Proof-reading is the process of checking a proof draft copy of a typed or printed document in order to eliminate errors on the mechanical level, such as spelling and punctuation mistakes, double spacing and other typing errors. It is a painstaking process. Students should learn to proof-read carefully: it is an important skill in scholarship, although it is often seen as merely dull. It is certainly a skill in some ways of a low order - one would hope that students writing for Higher Education would be chiefly assessed on their performance of higher order skills, such as thinking, judgement, construction of an argument and research. But these do not flourish unless the text is well enough proof-read to be entirely unambiguous, clear and communicative. Badly proof-read writing cannot be guaranteed to be any of these. Proof-reading is rarely perfect, and the attempt to make it so may undermine efforts to improve the content; but it must always be done. See also consistency.

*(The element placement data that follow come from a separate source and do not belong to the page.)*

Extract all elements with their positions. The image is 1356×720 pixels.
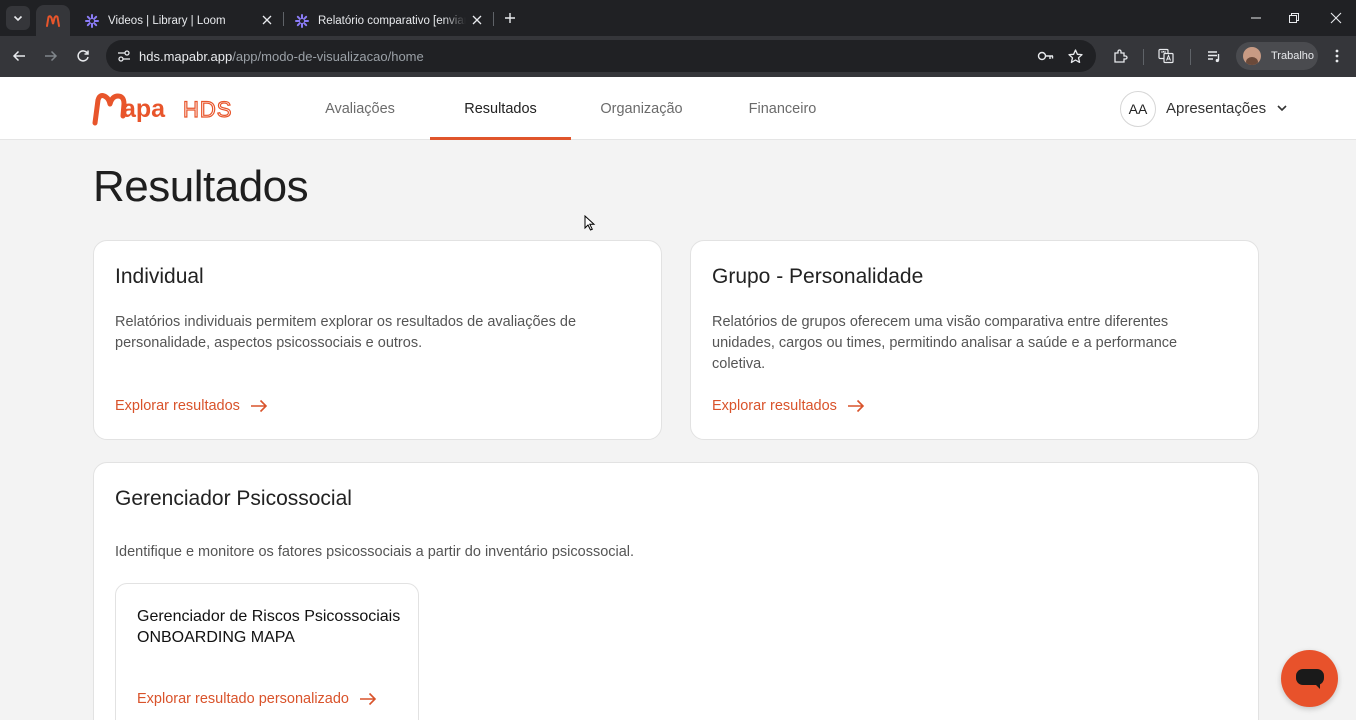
card-description: Identifique e monitore os fatores psicos… bbox=[115, 544, 635, 560]
chevron-down-icon bbox=[13, 15, 23, 22]
toolbar-separator bbox=[1143, 49, 1144, 65]
tab-title: Relatório comparativo [enviar p bbox=[318, 14, 466, 27]
tab-search-button[interactable] bbox=[6, 6, 30, 30]
chat-support-button[interactable] bbox=[1281, 650, 1338, 707]
password-key-icon[interactable] bbox=[1036, 46, 1056, 66]
arrow-right-icon bbox=[359, 691, 379, 707]
browser-menu-icon[interactable] bbox=[1327, 46, 1347, 66]
card-gerenciador-psicossocial: Gerenciador Psicossocial Identifique e m… bbox=[93, 462, 1259, 720]
card-title: Gerenciador Psicossocial bbox=[115, 487, 352, 510]
explore-results-link[interactable]: Explorar resultados bbox=[115, 398, 270, 414]
card-title: Grupo - Personalidade bbox=[712, 265, 924, 288]
tab-separator bbox=[493, 12, 494, 26]
site-settings-icon[interactable] bbox=[114, 46, 134, 66]
bookmark-star-icon[interactable] bbox=[1065, 46, 1085, 66]
explore-custom-result-link[interactable]: Explorar resultado personalizado bbox=[137, 691, 379, 707]
nav-resultados[interactable]: Resultados bbox=[430, 77, 571, 140]
chat-icon bbox=[1295, 668, 1324, 689]
address-bar[interactable]: hds.mapabr.app/app/modo-de-visualizacao/… bbox=[106, 40, 1096, 72]
arrow-right-icon bbox=[250, 398, 270, 414]
minimize-icon bbox=[1251, 17, 1261, 19]
loom-icon bbox=[84, 13, 100, 29]
tab-title: Videos | Library | Loom bbox=[108, 14, 226, 27]
extensions-icon[interactable] bbox=[1110, 46, 1130, 66]
arrow-right-icon bbox=[45, 50, 58, 62]
arrow-left-icon bbox=[12, 50, 25, 62]
user-avatar[interactable]: AA bbox=[1120, 91, 1156, 127]
media-controls-icon[interactable] bbox=[1204, 46, 1224, 66]
close-icon[interactable] bbox=[470, 13, 484, 27]
active-nav-indicator bbox=[430, 137, 571, 140]
url-path: /app/modo-de-visualizacao/home bbox=[232, 49, 424, 64]
minimize-button[interactable] bbox=[1246, 8, 1266, 28]
link-label: Explorar resultado personalizado bbox=[137, 691, 349, 707]
card-grupo-personalidade: Grupo - Personalidade Relatórios de grup… bbox=[690, 240, 1259, 440]
arrow-right-icon bbox=[847, 398, 867, 414]
card-description: Relatórios individuais permitem explorar… bbox=[115, 314, 577, 351]
url-text: hds.mapabr.app/app/modo-de-visualizacao/… bbox=[139, 49, 424, 64]
reload-icon bbox=[77, 50, 89, 62]
page-title: Resultados bbox=[93, 162, 309, 211]
risk-manager-title: Gerenciador de Riscos Psicossociais ONBO… bbox=[137, 608, 401, 646]
tab-relatorio[interactable]: Relatório comparativo [enviar p bbox=[284, 5, 492, 36]
link-label: Explorar resultados bbox=[115, 398, 240, 414]
plus-icon bbox=[505, 13, 515, 23]
mouse-cursor bbox=[584, 215, 596, 231]
translate-icon[interactable] bbox=[1156, 46, 1176, 66]
reload-button[interactable] bbox=[73, 46, 93, 66]
card-title: Individual bbox=[115, 265, 204, 288]
link-label: Explorar resultados bbox=[712, 398, 837, 414]
card-individual: Individual Relatórios individuais permit… bbox=[93, 240, 662, 440]
loom-icon bbox=[294, 13, 310, 29]
card-description: Relatórios de grupos oferecem uma visão … bbox=[712, 314, 1178, 372]
mapa-hds-logo[interactable]: apa HDS bbox=[92, 90, 242, 126]
profile-button[interactable]: Trabalho bbox=[1236, 42, 1318, 70]
nav-financeiro[interactable]: Financeiro bbox=[712, 77, 853, 140]
svg-text:apa: apa bbox=[122, 95, 166, 123]
workspace-selector[interactable]: Apresentações bbox=[1166, 77, 1266, 140]
new-tab-button[interactable] bbox=[500, 8, 520, 28]
back-button[interactable] bbox=[9, 46, 29, 66]
toolbar-separator bbox=[1190, 49, 1191, 65]
restore-icon bbox=[1289, 13, 1299, 23]
risk-manager-item[interactable]: Gerenciador de Riscos Psicossociais ONBO… bbox=[115, 583, 419, 720]
close-icon[interactable] bbox=[260, 13, 274, 27]
app-header: apa HDS Avaliações Resultados Organizaçã… bbox=[0, 77, 1356, 140]
restore-button[interactable] bbox=[1284, 8, 1304, 28]
tab-mapa[interactable] bbox=[36, 5, 70, 36]
close-window-button[interactable] bbox=[1326, 8, 1346, 28]
browser-toolbar: hds.mapabr.app/app/modo-de-visualizacao/… bbox=[0, 36, 1356, 77]
tab-loom-library[interactable]: Videos | Library | Loom bbox=[74, 5, 282, 36]
chevron-down-icon[interactable] bbox=[1274, 100, 1290, 116]
browser-tab-bar: Videos | Library | Loom Relatório compar… bbox=[0, 0, 1356, 36]
profile-avatar bbox=[1243, 47, 1261, 65]
profile-label: Trabalho bbox=[1271, 50, 1315, 62]
mapa-logo-icon bbox=[46, 14, 60, 27]
close-icon bbox=[1330, 12, 1342, 24]
nav-avaliacoes[interactable]: Avaliações bbox=[290, 77, 430, 140]
url-host: hds.mapabr.app bbox=[139, 49, 233, 64]
explore-results-link[interactable]: Explorar resultados bbox=[712, 398, 867, 414]
nav-organizacao[interactable]: Organização bbox=[571, 77, 712, 140]
svg-text:HDS: HDS bbox=[183, 97, 232, 122]
forward-button[interactable] bbox=[41, 46, 61, 66]
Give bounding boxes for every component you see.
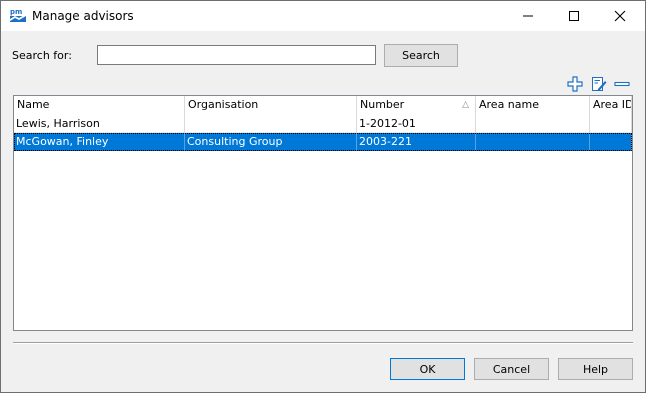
ok-button[interactable]: OK (390, 358, 465, 380)
search-button[interactable]: Search (384, 44, 458, 67)
close-icon (614, 10, 626, 22)
cell-number: 1-2012-01 (357, 115, 476, 133)
table-header: Name Organisation Number △ Area name Are… (14, 96, 632, 115)
edit-icon[interactable] (591, 76, 607, 92)
column-header-number[interactable]: Number △ (357, 96, 476, 115)
cell-organisation: Consulting Group (185, 133, 357, 151)
cell-name: McGowan, Finley (14, 133, 185, 151)
minimize-icon (523, 15, 533, 17)
plus-icon[interactable] (567, 76, 583, 92)
cell-number: 2003-221 (357, 133, 476, 151)
window-title: Manage advisors (32, 9, 134, 23)
column-header-name[interactable]: Name (14, 96, 185, 115)
cell-name: Lewis, Harrison (14, 115, 185, 133)
column-header-organisation[interactable]: Organisation (185, 96, 357, 115)
cell-area-id (590, 115, 632, 133)
table-row[interactable]: Lewis, Harrison 1-2012-01 (14, 115, 632, 133)
separator (13, 342, 633, 344)
pm-logo-icon: pm (10, 8, 26, 22)
search-input[interactable] (97, 45, 376, 65)
column-header-number-label: Number (360, 98, 405, 111)
help-button[interactable]: Help (558, 358, 633, 380)
cell-area-id (590, 133, 632, 151)
cancel-button[interactable]: Cancel (474, 358, 549, 380)
search-label: Search for: (12, 49, 72, 62)
advisors-table: Name Organisation Number △ Area name Are… (13, 95, 633, 331)
column-header-area-name[interactable]: Area name (476, 96, 590, 115)
minus-icon[interactable] (614, 76, 630, 92)
table-row-selected[interactable]: McGowan, Finley Consulting Group 2003-22… (14, 133, 632, 151)
cell-area-name (476, 115, 590, 133)
column-header-area-id[interactable]: Area ID (590, 96, 632, 115)
maximize-icon (569, 11, 579, 21)
manage-advisors-dialog: pm Manage advisors Search for: Search Na… (0, 0, 646, 393)
close-button[interactable] (597, 1, 643, 31)
maximize-button[interactable] (551, 1, 597, 31)
cell-organisation (185, 115, 357, 133)
sort-ascending-icon: △ (462, 100, 469, 110)
minimize-button[interactable] (505, 1, 551, 31)
svg-text:pm: pm (10, 8, 22, 16)
cell-area-name (476, 133, 590, 151)
title-bar: pm Manage advisors (1, 1, 645, 31)
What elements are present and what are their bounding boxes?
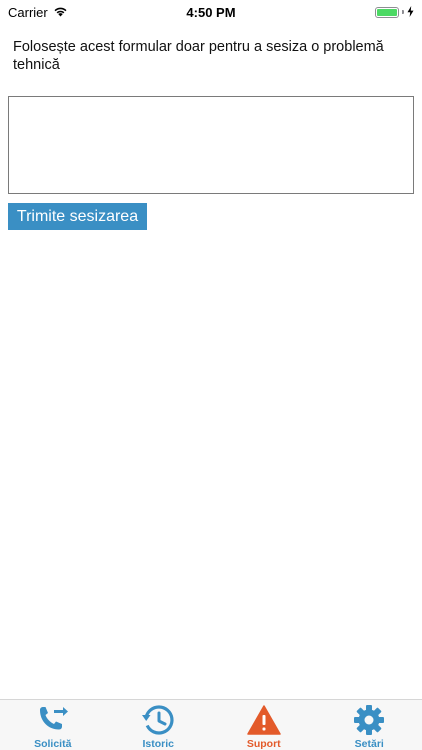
tab-solicita[interactable]: Solicită	[0, 700, 106, 750]
warning-triangle-icon	[247, 705, 281, 735]
tab-setari[interactable]: Setări	[317, 700, 422, 750]
lightning-icon	[407, 5, 414, 20]
history-clock-icon	[142, 705, 174, 735]
screen: Carrier 4:50 PM Folosește acest formular…	[0, 0, 422, 750]
battery-tip	[402, 10, 404, 14]
wifi-icon	[53, 5, 68, 20]
status-right	[375, 5, 414, 20]
carrier-label: Carrier	[8, 4, 48, 20]
tab-label: Solicită	[34, 738, 72, 750]
tab-istoric[interactable]: Istoric	[106, 700, 212, 750]
tab-label: Setări	[354, 738, 384, 750]
tab-label: Istoric	[142, 738, 174, 750]
status-left: Carrier	[8, 5, 68, 20]
gear-icon	[354, 705, 385, 735]
report-textarea[interactable]	[8, 96, 414, 194]
status-bar: Carrier 4:50 PM	[0, 0, 422, 24]
tab-bar: Solicită Istoric Suport Setări	[0, 699, 422, 750]
tab-label: Suport	[246, 738, 281, 750]
phone-transfer-icon	[39, 707, 68, 730]
battery-icon	[375, 6, 399, 18]
tab-suport[interactable]: Suport	[211, 700, 317, 750]
form-instructions: Folosește acest formular doar pentru a s…	[13, 39, 384, 73]
battery-level	[377, 8, 397, 16]
submit-report-button[interactable]: Trimite sesizarea	[8, 203, 147, 230]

Since the earliest usage recorded in OED, in 1930, the process of proof-reading has sometimes been called 'proofing'. This is an informal usage. In academic writing, it is advisable (and never wrong) to use the fuller expression, however formal and 'stuffy' it sounds.
It may help non-native speakers of English to point out that like the verb 'to read', which gives proof-read its root, the present tense and past tense are homographs: they look the same, but are pronounced differently. See Read (homograph) or Read (irregular verb).